Managing huge amounts of data can prove an expensive proposition, particularly with regard to storage and infrastructure costs. Moreover, analysts (or whomever else needs to crunch the numbers) often need to transfer the data from dedicated storage to whatever platform is performing the computations, which can create bottlenecks depending on network configuration.
Cleversafe has an idea about how to solve some of those issues: the newly announced Dispersed Compute Storage, once built, will merge Apache Hadoop—an open-source framework for reliably running distributed applications on large hardware clusters—with its Dispersed Storage Network (dsNet) system on the same platform, effectively combining storage with computation.
As part of the project, Cleversafe will swap out the Hadoop Distributed File System (HDFS), which relies on three copies of data for protection, with Informational Dispersal Algorithms—potentially reducing overhead and management costs, in the case of particularly large datasets. The company’s dsNet system can slice up data and disperse it across multiple nodes, eliminating single points of failure along with potential bottlenecks.

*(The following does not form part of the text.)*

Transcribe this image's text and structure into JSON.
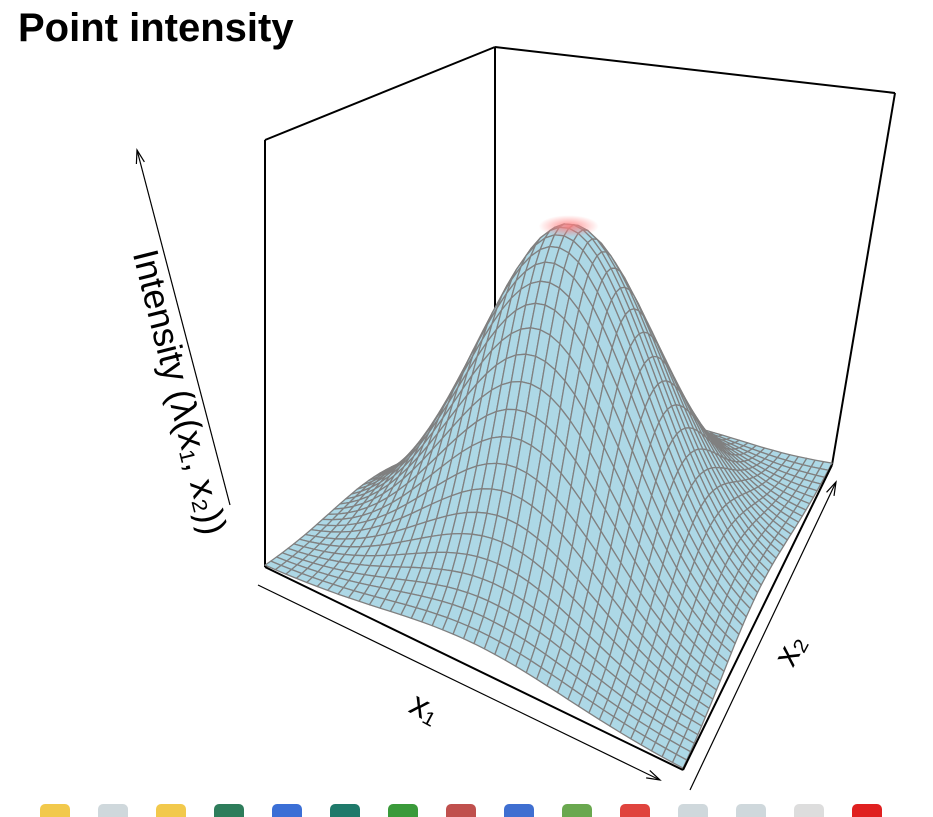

Lockheed Martin and Cleversafe are developing a federal version of Dispersed Compute Storage for government agencies. “The Federal community has been out in front of Big Data, well ahead of many other market segments, and needs technology solutions today that are well suited for Exabyte scale storage as well as massive computation,” Tom Gordon, CTO and vice president of Engineering for Lockheed Martin’s Information Systems and Global Solutions-National, wrote in a July 10 statement tied to the release.
If it works as intended, Cleversafe’s solution could bring the best of both worlds to Hadoop users: retaining (via its own technology) Hadoop’s fault tolerance, scalability and distribution abilities while reducing some of the overhead and bulkiness of HDFS.

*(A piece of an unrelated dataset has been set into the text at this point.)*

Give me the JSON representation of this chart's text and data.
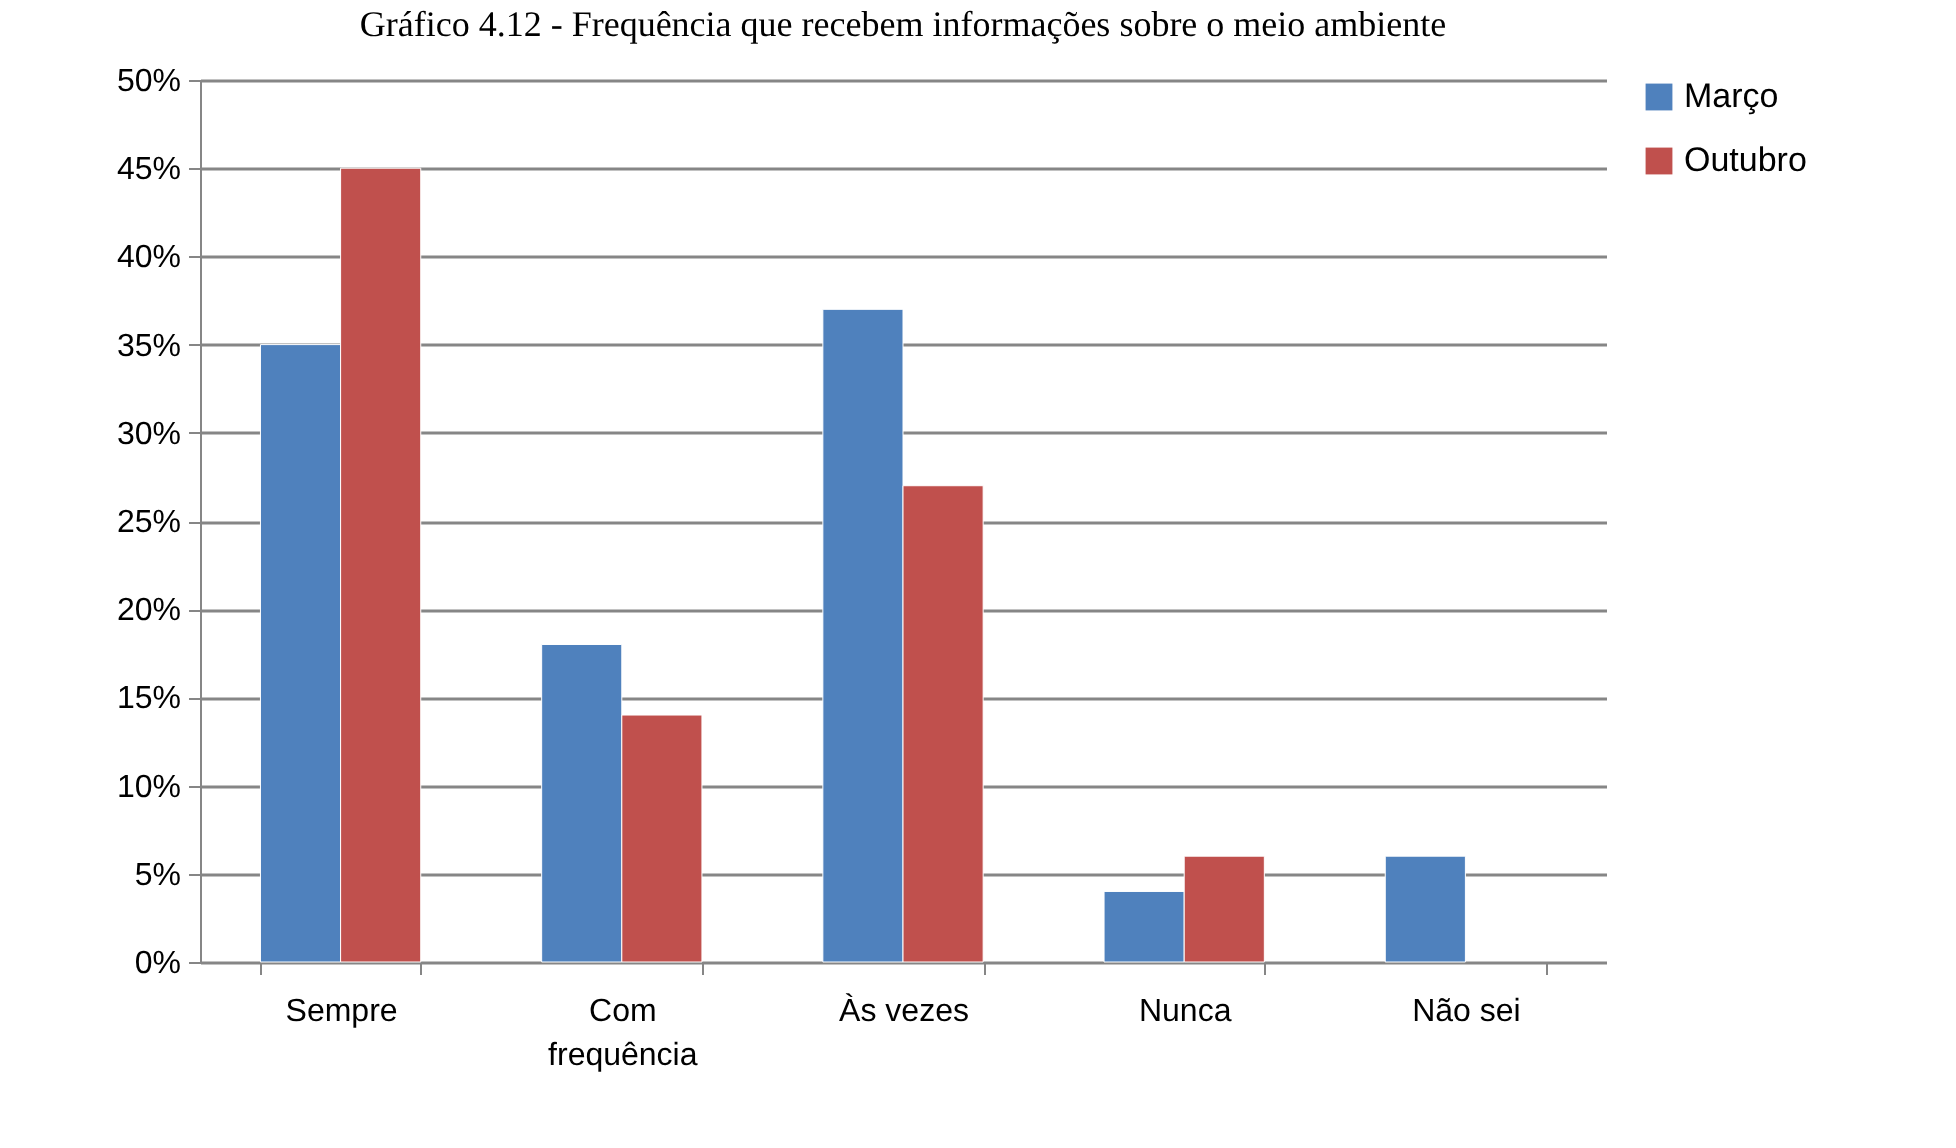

Because of its scalability, Hadoop has emerged as a go-to technology for many companies, from tiny startups to large enterprises such as IBM and Microsoft. Research firm IDC recently estimated that worldwide revenues for Hadoop-MapReduce ecosystem software will rise from $77 million in 2011 to $812.8 million in 2016.
Hadoop’s growing popularity has led all manner of IT vendors to jump into the proverbial fray with proprietary data-analytics platforms that leverage the framework.